Oram also designed the similarly eclectic costumes, which appeared to spread over a few centuries. From Elizabethan ruffs and knickerbockers (theatrical costumes for castrati singers); through every imaginable variation on a wimple; to distinctly modern underwear (stockings, suspenders and tight briefs made from a material entirely alien to the eighteenth century). More than 60 wigs are used, (all designed by the West End’s wigmaster supreme, Richard Mawbey). That these were each an object of beauty that stayed in situ throughout energetic dancing is a testament to his ingenuity and the skill of the Northern Ballet’s wardrobe assistants!
To have found an Italian dancer with the initials G.C. to play Giacomo Casanova seems a remarkable coincidence. Giuliano Contadini grabbed this lifetime opportunity to headline a title role in a new ballet with ebullient verve. He is almost ever-present and performs a half-dozen strenuous duets and trios, partnering six different women. It's a role to set alongside MacMillan’s Rudolf in Mayerling and Tindall’s choreography is no less taxing, full of original and powerful lifts. Although Contadini has been with the company for almost a decade, he has not previously caught my eye with any particularity: that is now changed for good.

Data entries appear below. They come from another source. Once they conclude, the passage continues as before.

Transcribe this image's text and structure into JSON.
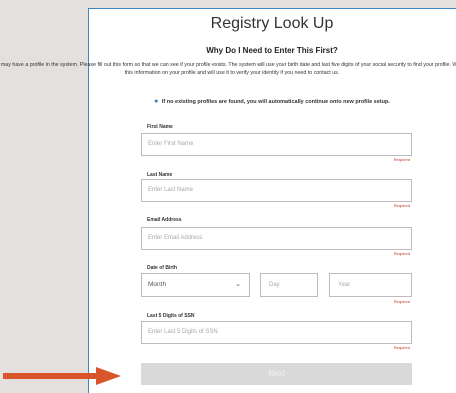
{
  "page": {
    "title": "Registry Look Up",
    "subtitle": "Why Do I Need to Enter This First?",
    "intro": "You may have a profile in the system. Please fill out this form so that we can see if your profile exists. The system will use your birth date and last five digits of your social security to find your profile. We store this information on your profile and will use it to verify your identity if you need to contact us.",
    "info_icon": "info-circle-icon",
    "info_text": "If no existing profiles are found, you will automatically continue onto new profile setup."
  },
  "form": {
    "first_name": {
      "label": "First Name",
      "placeholder": "Enter First Name",
      "required": "Required"
    },
    "last_name": {
      "label": "Last Name",
      "placeholder": "Enter Last Name",
      "required": "Required"
    },
    "email": {
      "label": "Email Address",
      "placeholder": "Enter Email Address",
      "required": "Required"
    },
    "dob": {
      "label": "Date of Birth",
      "month_value": "Month",
      "day_placeholder": "Day",
      "year_placeholder": "Year",
      "required": "Required"
    },
    "ssn": {
      "label": "Last 5 Digits of SSN",
      "placeholder": "Enter Last 5 Digits of SSN",
      "required": "Required"
    },
    "next_label": "Next"
  },
  "colors": {
    "accent": "#3d86c6",
    "arrow": "#d9562b",
    "required": "#c0392b",
    "button_disabled": "#d9d9d9"
  },
  "icons": {
    "month_dropdown": "chevron-down-icon",
    "pointer": "arrow-right-icon"
  }
}
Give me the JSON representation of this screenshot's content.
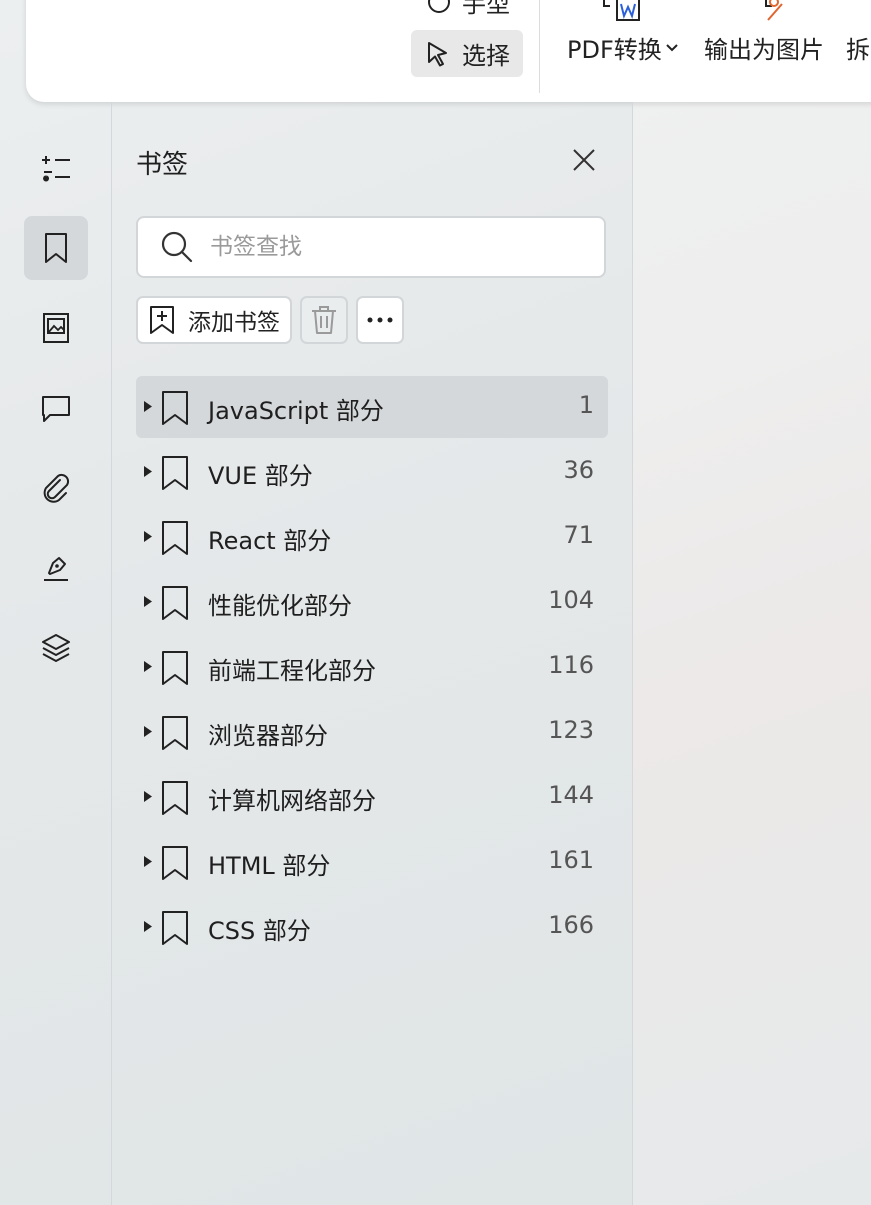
{
  "ribbon": {
    "hand_label": "手型",
    "select_label": "选择",
    "pdf_convert_label": "PDF转换",
    "export_image_label": "输出为图片",
    "split_label": "拆分"
  },
  "sidebar": {
    "items": [
      {
        "name": "outline-icon"
      },
      {
        "name": "bookmark-icon",
        "active": true
      },
      {
        "name": "thumbnail-icon"
      },
      {
        "name": "comment-icon"
      },
      {
        "name": "attachment-icon"
      },
      {
        "name": "signature-icon"
      },
      {
        "name": "layers-icon"
      }
    ]
  },
  "panel": {
    "title": "书签",
    "search_placeholder": "书签查找",
    "search_value": "",
    "add_bookmark_label": "添加书签",
    "bookmarks": [
      {
        "label": "JavaScript 部分",
        "page": "1",
        "selected": true
      },
      {
        "label": "VUE 部分",
        "page": "36"
      },
      {
        "label": "React 部分",
        "page": "71"
      },
      {
        "label": "性能优化部分",
        "page": "104"
      },
      {
        "label": "前端工程化部分",
        "page": "116"
      },
      {
        "label": "浏览器部分",
        "page": "123"
      },
      {
        "label": "计算机网络部分",
        "page": "144"
      },
      {
        "label": "HTML 部分",
        "page": "161"
      },
      {
        "label": "CSS 部分",
        "page": "166"
      }
    ]
  }
}
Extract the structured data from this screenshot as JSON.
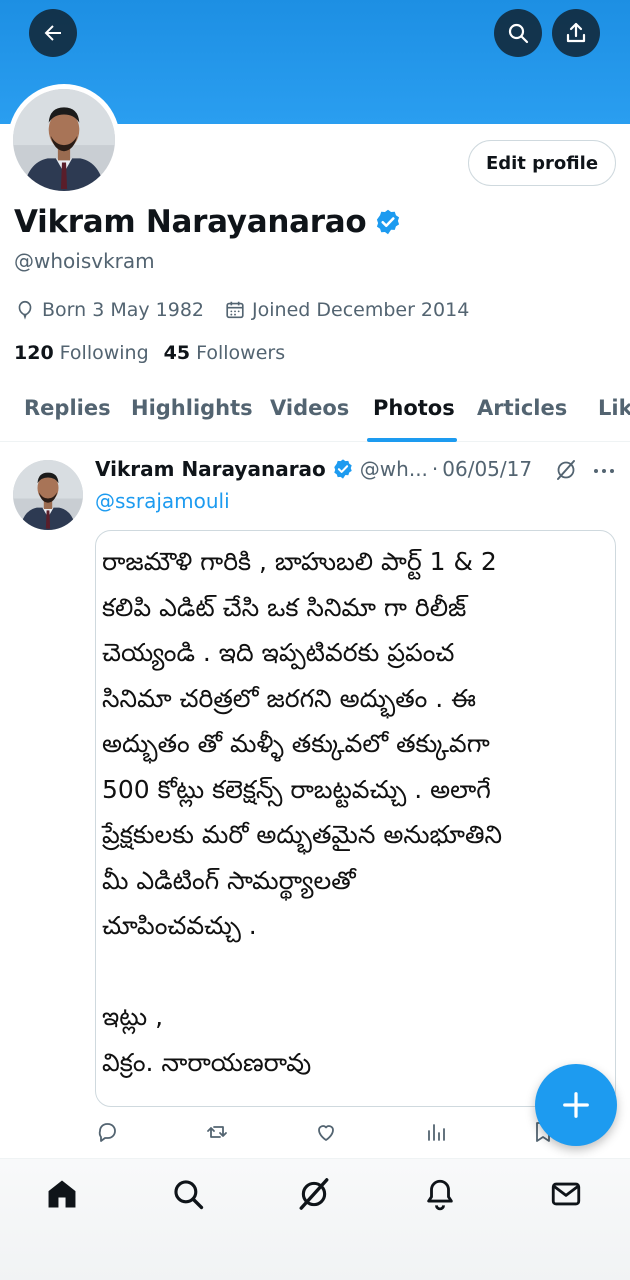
{
  "profile": {
    "name": "Vikram Narayanarao",
    "handle": "@whoisvkram",
    "born": "Born 3 May 1982",
    "joined": "Joined December 2014",
    "following_count": "120",
    "following_label": "Following",
    "followers_count": "45",
    "followers_label": "Followers",
    "edit_label": "Edit profile"
  },
  "tabs": [
    {
      "label": "Replies"
    },
    {
      "label": "Highlights"
    },
    {
      "label": "Videos"
    },
    {
      "label": "Photos",
      "active": true
    },
    {
      "label": "Articles"
    },
    {
      "label": "Lik"
    }
  ],
  "post": {
    "author": "Vikram Narayanarao",
    "handle": "@wh...",
    "separator": "·",
    "date": "06/05/17",
    "mention": "@ssrajamouli",
    "image_text": "రాజమౌళి గారికి , బాహుబలి పార్ట్ 1 & 2\nకలిపి ఎడిట్ చేసి ఒక సినిమా గా రిలీజ్\nచెయ్యండి . ఇది ఇప్పటివరకు ప్రపంచ\nసినిమా చరిత్రలో జరగని అద్భుతం . ఈ\nఅద్భుతం తో మళ్ళీ తక్కువలో తక్కువగా\n500 కోట్లు కలెక్షన్స్ రాబట్టవచ్చు . అలాగే\nప్రేక్షకులకు మరో అద్భుతమైన అనుభూతిని\nమీ ఎడిటింగ్ సామర్థ్యాలతో\nచూపించవచ్చు .\n\nఇట్లు ,\nవిక్రం. నారాయణరావు"
  },
  "colors": {
    "accent": "#1d9bf0",
    "banner": "#2a9ef0",
    "text_secondary": "#536471"
  },
  "icons": {
    "back": "arrow-left-icon",
    "search": "search-icon",
    "share": "share-icon",
    "verified": "verified-badge-icon",
    "grok": "grok-icon",
    "more": "more-icon",
    "reply": "reply-icon",
    "repost": "repost-icon",
    "like": "like-icon",
    "views": "views-icon",
    "bookmark": "bookmark-icon",
    "compose": "plus-icon",
    "home": "home-icon",
    "explore": "search-icon",
    "grok_nav": "grok-icon",
    "notifications": "bell-icon",
    "messages": "mail-icon"
  }
}
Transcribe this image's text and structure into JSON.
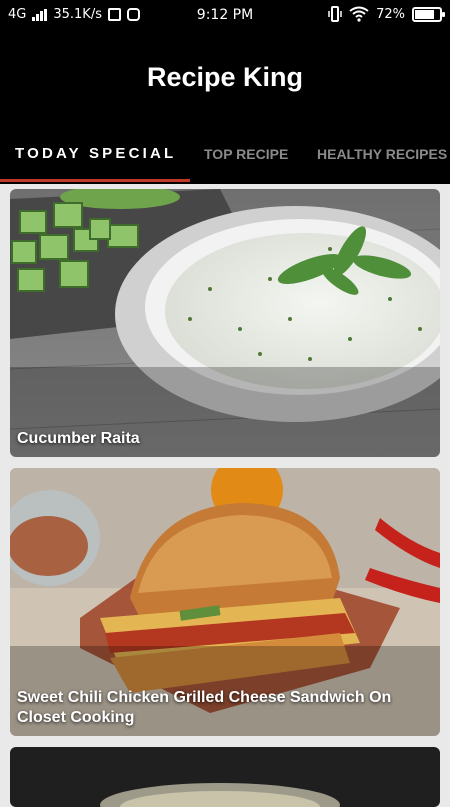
{
  "status_bar": {
    "network": "4G",
    "speed": "35.1K/s",
    "time": "9:12 PM",
    "battery_percent": "72%",
    "battery_level": 0.72
  },
  "app": {
    "title": "Recipe King"
  },
  "tabs": [
    {
      "label": "TODAY SPECIAL",
      "active": true
    },
    {
      "label": "TOP RECIPE",
      "active": false
    },
    {
      "label": "HEALTHY RECIPES",
      "active": false
    }
  ],
  "recipes": [
    {
      "title": "Cucumber Raita"
    },
    {
      "title": "Sweet Chili Chicken Grilled Cheese Sandwich On Closet Cooking"
    }
  ],
  "colors": {
    "app_bar": "#000000",
    "tab_indicator": "#c0392b",
    "inactive_tab": "#8a8a8a"
  }
}
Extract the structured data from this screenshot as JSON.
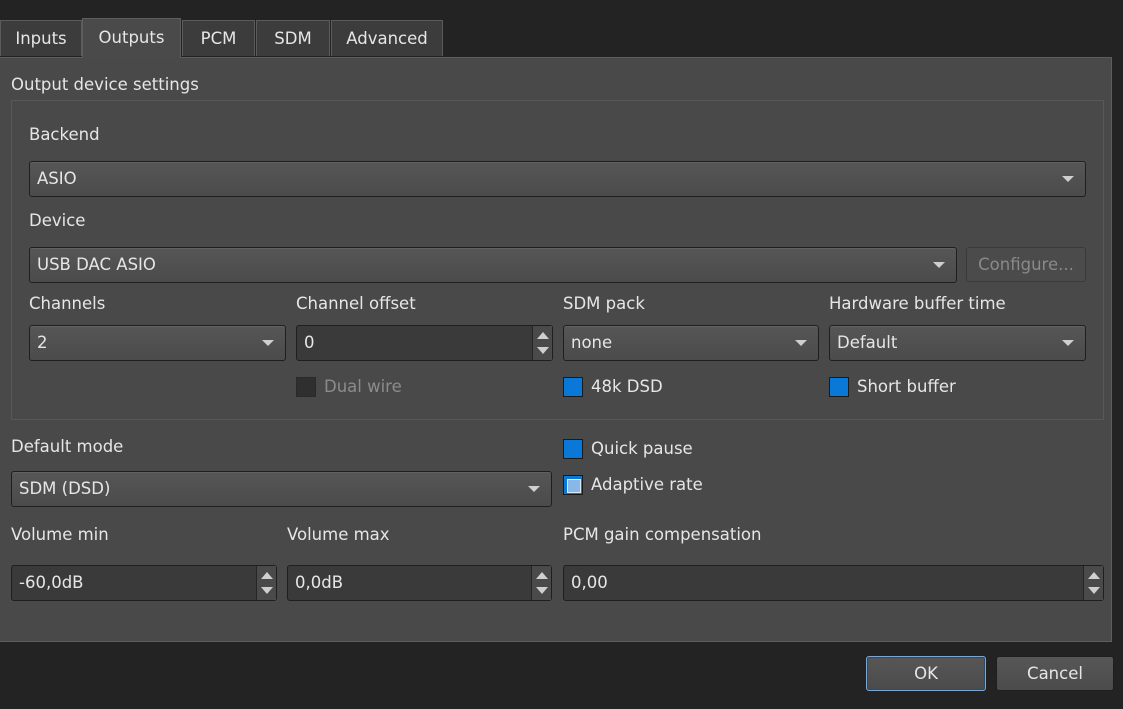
{
  "tabs": [
    {
      "label": "Inputs",
      "active": false
    },
    {
      "label": "Outputs",
      "active": true
    },
    {
      "label": "PCM",
      "active": false
    },
    {
      "label": "SDM",
      "active": false
    },
    {
      "label": "Advanced",
      "active": false
    }
  ],
  "output_settings": {
    "group_title": "Output device settings",
    "backend": {
      "label": "Backend",
      "value": "ASIO"
    },
    "device": {
      "label": "Device",
      "value": "USB DAC ASIO",
      "configure_label": "Configure..."
    },
    "channels": {
      "label": "Channels",
      "value": "2"
    },
    "channel_offset": {
      "label": "Channel offset",
      "value": "0"
    },
    "sdm_pack": {
      "label": "SDM pack",
      "value": "none"
    },
    "hardware_buffer_time": {
      "label": "Hardware buffer time",
      "value": "Default"
    },
    "dual_wire": {
      "label": "Dual wire",
      "checked": false,
      "enabled": false
    },
    "dsd_48k": {
      "label": "48k DSD",
      "checked": true
    },
    "short_buffer": {
      "label": "Short buffer",
      "checked": true
    }
  },
  "default_mode": {
    "label": "Default mode",
    "value": "SDM (DSD)"
  },
  "quick_pause": {
    "label": "Quick pause",
    "checked": true
  },
  "adaptive_rate": {
    "label": "Adaptive rate",
    "checked": "partial"
  },
  "volume_min": {
    "label": "Volume min",
    "value": "-60,0dB"
  },
  "volume_max": {
    "label": "Volume max",
    "value": "0,0dB"
  },
  "pcm_gain": {
    "label": "PCM gain compensation",
    "value": "0,00"
  },
  "dialog_buttons": {
    "ok": "OK",
    "cancel": "Cancel"
  },
  "colors": {
    "accent": "#0a78d7",
    "panel": "#494949",
    "background": "#232323"
  }
}
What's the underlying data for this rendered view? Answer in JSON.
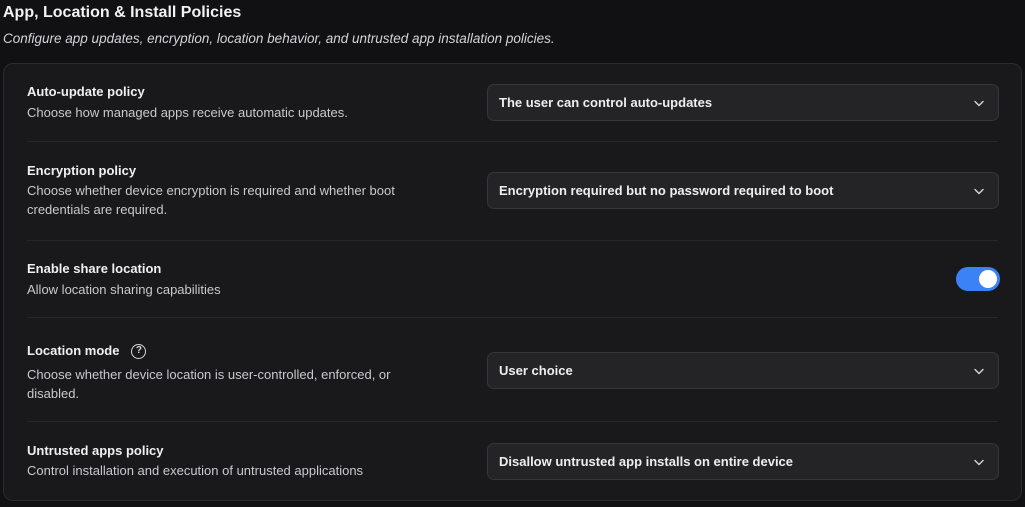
{
  "page": {
    "title": "App, Location & Install Policies",
    "subtitle": "Configure app updates, encryption, location behavior, and untrusted app installation policies."
  },
  "settings": [
    {
      "title": "Auto-update policy",
      "description": "Choose how managed apps receive automatic updates.",
      "control": "select",
      "value": "The user can control auto-updates"
    },
    {
      "title": "Encryption policy",
      "description": "Choose whether device encryption is required and whether boot credentials are required.",
      "control": "select",
      "value": "Encryption required but no password required to boot"
    },
    {
      "title": "Enable share location",
      "description": "Allow location sharing capabilities",
      "control": "toggle",
      "checked": true
    },
    {
      "title": "Location mode",
      "description": "Choose whether device location is user-controlled, enforced, or disabled.",
      "control": "select",
      "value": "User choice",
      "help_icon": "question-circle-icon"
    },
    {
      "title": "Untrusted apps policy",
      "description": "Control installation and execution of untrusted applications",
      "control": "select",
      "value": "Disallow untrusted app installs on entire device"
    }
  ],
  "colors": {
    "background": "#111113",
    "card": "#19191b",
    "toggle_on": "#3b82f6"
  }
}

Tindall's Casanova is very much a ballet for women, with nine meaty roles for ballerinas, one of which, the naughty nun, M.M., is taken by a dancer Tindall came across while working in Spain. Aileen Ramos Betancourt - appearing here as a guest - made an indelible impression in her sensual Act I duet with Contadini. Despite the prevalence of stockings and suspenders, this Casanova surprisingly–- and happily – underplays the sex. It’s certainly present – in single acts of coitus and rampant orgies - but tastefully and elegantly understated.
The women who captivated Act II came via a classical cameo by Victoria Gibson as Madame de Pompadour and in the two great loves of Casanova’s life: Dreda Blow as Bellino – a woman hiding amongst the castrati – and Hannah Bateman as Henriette, an abused wife seeking rescue. Each dancer brought palpable emotion and impactful meaning to their roles. Throughout the cast, there were charismatic little cameos: such as Sean Bates as a lusciously bewigged, snobbish Voltaire; Jeremy Curnier as a radical priest; and an uncredited Lorenzo Trosello as a hilarious mop-haired portraitist.
The last of the key creative ingredients contributing to this success was the bespoke score by LA-based composer, Kerry Muzzey, who worked hand-in-glove (usually via Skype) with Tindall in the development of the ballet. His score is not thematic but it is certainly cinematic. Each scène d’action is sensibly articulated, building into remarkable and immediately memorable melodies for the main duets and corps dances, which Tindall often constructs as a tightly-knit single organism of group movement; and into a glorious crescendo of luscious music to conclude a tremendous ballet with an emphatic sense of theatre.
We all know of Casanova, the lover; now, we have a Casanova to love.